2. In fact, the relief, which has been sought, was as against the judgment/award, which was rendered by the Labour Court, in the Misc. Proceedings, which were held under Section 33(C)(2), which was decided by way of Case No.19 of 2011, and

as a consequence thereto, by the impugned judgment/award, the Labour Court, had held that the petitioner's claim for payment of wages for the period from 23.06.1998 to 09.06.2000, he would not be entitled to be paid, to him, for the reasons, which has been assigned therein in the award/order to the effect that he has not worked or rendered any services, for the said period and also to the effect that there already happens to be an Arbitrator's decision also, which had, disentitled him for the salary for the said period, as he has not worked for the said period and under the principles of no work, no salary. The issue with regards to the entitlement of the petitioner for the wages for the said period from 23.06.1998 to 09.06.2000 was put to challenge by him in a writ petition before the Division Bench where the Division Bench too in its judgment, which was rendered on 17.12.2005 had made the following observations:-

"So far as the payment of arrear of salary for the period from 23.06.1998 to 09.06.2000 is concerned, the Arbitrator had held that the petitioner did not work during that period hence he is not entitled for salary for the said period for the reason that the petitioner had not worked during that period initially on the principle of no work no pay basis. We do not find any fault in the impugned order passed by the Arbitrator so far as the payment of salary regarding to this period is concerned.

                 (J.C.S. Rawat, J.)           (P.C. Verma, J.)
      Dated: 17.12.2005"


3. Once the aspect of entitlement of the petitioner for the wages for the said period, has been affirmed by the Division Bench vide its judgment dated 17.12.2005, consequently, resulting into an affirmation of the decision of the Arbitrator dated 11.07.2000, the subsequent invocation of the proceedings by invoking the provisions contained under Section 33(C)(2) of Industrial Disputes Act, under the pretext that there had been a later modification of the order of punishment, would have a

bearing on his entitlement for the salary for the said period too is not conducive and logical too, and hence is not acceptable by this Court, for the reason being that the subsequent modification of the order of punishment, cannot be read as to be entitling the petitioner to get the salary for the said period of 23.06.1998 to 09.06.2000, which otherwise stood affirmed and finally decided by the Division Bench, against him holding that the petitioner is not entitled for the wages for the aforesaid period. Particularly when the said judgment, of the Division Bench has attained finality, as not challenged by the petitioner further, before superior court. Subsequent modifications of punishment order on an administrative side by the authorities, will not override the effect of a judicial verdict.

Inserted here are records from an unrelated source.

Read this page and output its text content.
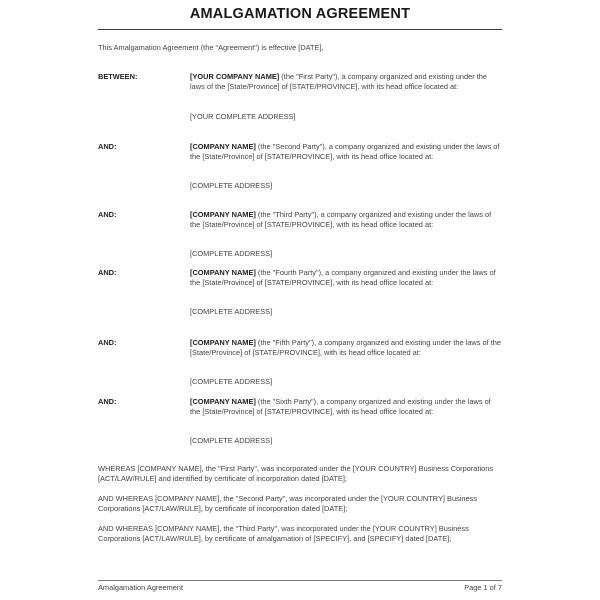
AMALGAMATION AGREEMENT
This Amalgamation Agreement (the "Agreement") is effective [DATE],
BETWEEN:	[YOUR COMPANY NAME] (the "First Party"), a company organized and existing under the laws of the [State/Province] of [STATE/PROVINCE], with its head office located at:
[YOUR COMPLETE ADDRESS]
AND:	[COMPANY NAME] (the "Second Party"), a company organized and existing under the laws of the [State/Province] of [STATE/PROVINCE], with its head office located at:
[COMPLETE ADDRESS]
AND:	[COMPANY NAME] (the "Third Party"), a company organized and existing under the laws of the [State/Province] of [STATE/PROVINCE], with its head office located at:
[COMPLETE ADDRESS]
AND:	[COMPANY NAME] (the "Fourth Party"), a company organized and existing under the laws of the [State/Province] of [STATE/PROVINCE], with its head office located at:
[COMPLETE ADDRESS]
AND:	[COMPANY NAME] (the "Fifth Party"), a company organized and existing under the laws of the [State/Province] of [STATE/PROVINCE], with its head office located at:
[COMPLETE ADDRESS]
AND:	[COMPANY NAME] (the "Sixth Party"), a company organized and existing under the laws of the [State/Province] of [STATE/PROVINCE], with its head office located at:
[COMPLETE ADDRESS]
WHEREAS [COMPANY NAME], the "First Party", was incorporated under the [YOUR COUNTRY] Business Corporations [ACT/LAW/RULE] and identified by certificate of incorporation dated [DATE];
AND WHEREAS [COMPANY NAME], the "Second Party", was incorporated under the [YOUR COUNTRY] Business Corporations [ACT/LAW/RULE], by certificate of incorporation dated [DATE];
AND WHEREAS [COMPANY NAME], the "Third Party", was incorporated under the [YOUR COUNTRY] Business Corporations [ACT/LAW/RULE], by certificate of amalgamation of [SPECIFY], and [SPECIFY] dated [DATE];
Amalgamation Agreement	Page 1 of 7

4. In view of the aforesaid, the reasons, which has been given by the learned Labour Court, that in accordance with the judgment of the Division Bench, since the issue has been closed, the inference drawn by the learned Labour Court by the impugned judgment, of 07.05.2016, as had been recorded in the reasons, which has been given therein (page 52 of the writ petition) based on the decision of the Arbitration dated 11.07.2000. Since the aspect has already been decided by the Division Bench, it could not have been reagitated by the petitioner before the Labour Court by invoking the provisions contained under Section 33(C)(2), because it was not an admitted claim which would be falling to be payable within the ambit of Section 33(C)(2) of the Industrial Disputes Act, 1947, to be granted by the Labour Court. Consequently, I do not find any merit in the writ petition and the same is accordingly dismissed.